The second possibility is to introduce a tie-breaker rule: when there's
an ambiguity, choose double.
And a third possibility is to only apply that tie-breaker rule to
literals.
And the fourth possibility is to keep the language as it is now, and
allow code to break when overloads get added.

The one I really, really don't want, is the situation we have now:
#5: whenever an overload gets added, introduce a hack for that
function...

I agree that #5 and #4 not acceptable longer term solutions. I do
CUDA/GPU programming, so I live in a world of floats and ints. So
changing the rules does worries me, but mainly because most people don't
use floats on a daily basis, which introduces bias into the discussion.

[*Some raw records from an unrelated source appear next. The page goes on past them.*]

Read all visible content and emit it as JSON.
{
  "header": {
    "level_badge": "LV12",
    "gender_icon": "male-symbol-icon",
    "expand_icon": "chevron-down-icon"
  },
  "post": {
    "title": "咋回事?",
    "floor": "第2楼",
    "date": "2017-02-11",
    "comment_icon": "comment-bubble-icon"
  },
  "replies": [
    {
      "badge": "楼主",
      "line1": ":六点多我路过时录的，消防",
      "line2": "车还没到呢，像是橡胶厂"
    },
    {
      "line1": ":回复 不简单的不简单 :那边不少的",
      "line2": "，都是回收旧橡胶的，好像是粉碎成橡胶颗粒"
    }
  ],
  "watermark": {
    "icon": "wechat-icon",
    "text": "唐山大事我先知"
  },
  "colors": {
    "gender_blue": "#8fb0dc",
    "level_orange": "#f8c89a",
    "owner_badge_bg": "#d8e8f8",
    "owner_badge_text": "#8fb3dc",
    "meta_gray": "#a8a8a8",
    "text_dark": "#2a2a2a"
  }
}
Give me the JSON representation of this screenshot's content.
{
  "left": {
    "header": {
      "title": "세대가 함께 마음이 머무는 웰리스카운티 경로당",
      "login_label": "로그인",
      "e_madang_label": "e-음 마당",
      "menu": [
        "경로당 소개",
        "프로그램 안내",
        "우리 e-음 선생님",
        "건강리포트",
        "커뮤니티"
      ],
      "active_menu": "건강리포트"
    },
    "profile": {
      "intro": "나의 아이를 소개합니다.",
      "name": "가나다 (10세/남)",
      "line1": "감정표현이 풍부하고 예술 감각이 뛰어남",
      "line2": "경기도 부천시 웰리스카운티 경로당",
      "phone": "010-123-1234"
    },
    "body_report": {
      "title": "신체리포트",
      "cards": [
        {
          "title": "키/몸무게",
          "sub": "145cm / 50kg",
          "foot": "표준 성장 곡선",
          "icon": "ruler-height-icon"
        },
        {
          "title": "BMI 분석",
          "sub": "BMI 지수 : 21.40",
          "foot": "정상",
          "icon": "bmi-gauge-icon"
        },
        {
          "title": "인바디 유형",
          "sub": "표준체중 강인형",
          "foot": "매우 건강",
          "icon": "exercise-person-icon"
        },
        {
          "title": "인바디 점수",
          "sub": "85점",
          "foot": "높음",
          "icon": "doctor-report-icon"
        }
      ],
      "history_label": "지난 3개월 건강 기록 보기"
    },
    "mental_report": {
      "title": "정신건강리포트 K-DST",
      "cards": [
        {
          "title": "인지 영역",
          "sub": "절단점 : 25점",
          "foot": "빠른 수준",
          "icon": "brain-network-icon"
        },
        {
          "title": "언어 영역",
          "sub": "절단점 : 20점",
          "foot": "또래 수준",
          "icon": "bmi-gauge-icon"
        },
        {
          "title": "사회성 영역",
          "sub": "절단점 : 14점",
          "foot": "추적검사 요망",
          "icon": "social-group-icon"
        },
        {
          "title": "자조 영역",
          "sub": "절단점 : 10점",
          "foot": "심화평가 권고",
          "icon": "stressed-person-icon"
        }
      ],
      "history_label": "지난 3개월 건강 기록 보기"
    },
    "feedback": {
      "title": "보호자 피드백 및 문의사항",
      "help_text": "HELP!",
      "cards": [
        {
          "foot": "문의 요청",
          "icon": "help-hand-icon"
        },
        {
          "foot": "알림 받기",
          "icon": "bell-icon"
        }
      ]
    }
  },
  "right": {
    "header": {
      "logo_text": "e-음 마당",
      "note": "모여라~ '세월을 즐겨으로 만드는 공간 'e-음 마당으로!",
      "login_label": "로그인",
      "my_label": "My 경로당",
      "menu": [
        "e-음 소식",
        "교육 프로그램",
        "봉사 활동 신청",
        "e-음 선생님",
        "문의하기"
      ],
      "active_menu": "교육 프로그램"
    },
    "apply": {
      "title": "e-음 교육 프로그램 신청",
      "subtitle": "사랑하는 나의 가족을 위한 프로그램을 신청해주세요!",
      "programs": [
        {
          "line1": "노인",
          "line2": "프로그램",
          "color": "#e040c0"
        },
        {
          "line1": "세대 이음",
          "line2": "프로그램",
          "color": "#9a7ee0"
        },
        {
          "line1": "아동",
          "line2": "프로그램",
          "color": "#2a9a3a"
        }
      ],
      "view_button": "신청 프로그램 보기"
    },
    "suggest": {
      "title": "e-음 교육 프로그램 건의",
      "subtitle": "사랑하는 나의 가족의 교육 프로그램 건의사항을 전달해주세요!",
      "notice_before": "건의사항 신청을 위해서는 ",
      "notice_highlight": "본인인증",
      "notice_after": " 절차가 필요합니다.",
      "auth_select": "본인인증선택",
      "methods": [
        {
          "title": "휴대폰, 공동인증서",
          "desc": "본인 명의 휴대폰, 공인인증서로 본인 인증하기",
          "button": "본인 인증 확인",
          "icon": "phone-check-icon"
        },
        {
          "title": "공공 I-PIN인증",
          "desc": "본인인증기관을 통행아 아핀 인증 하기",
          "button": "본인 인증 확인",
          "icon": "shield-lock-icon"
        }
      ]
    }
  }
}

Yeah, that's a valuable perspective.
sqrt(2) is "I don't care what the precision is".
What I get from you and Manu is:
if you're working in a float world, you want float to be the tiebreaker.
Otherwise, you want double (or possibly real!) to be the tiebreaker.

And therefore, the

Thinking it over, here are my suggestions, though I'm not sure if 2a or
2b would be best:

1) Integer literals and expressions should use range propagation to use
the thinnest loss-less conversion. If no loss-less conversion exists,
then an error is raised. Choosing double as a default is always the
wrong choice for GPUs and most embedded systems.
2a) Lossy variable conversions are disallowed.
2b) Lossy variable conversions undergo bounds checking when asserts are
turned on.

The spec says: "Integer values cannot be implicitly converted to another type that cannot represent the integer bit pattern after integral promotion." Now although that was intended to only apply to integers, it reads as if it should apply to floating point as well.

The idea behind 2b) would be:

int i = 1;
float f = i; // assert(true);
i = int.max;
f = i; // assert(false);

That would be catastrophically slow.

I wonder how painful disallowing lossy conversions would be.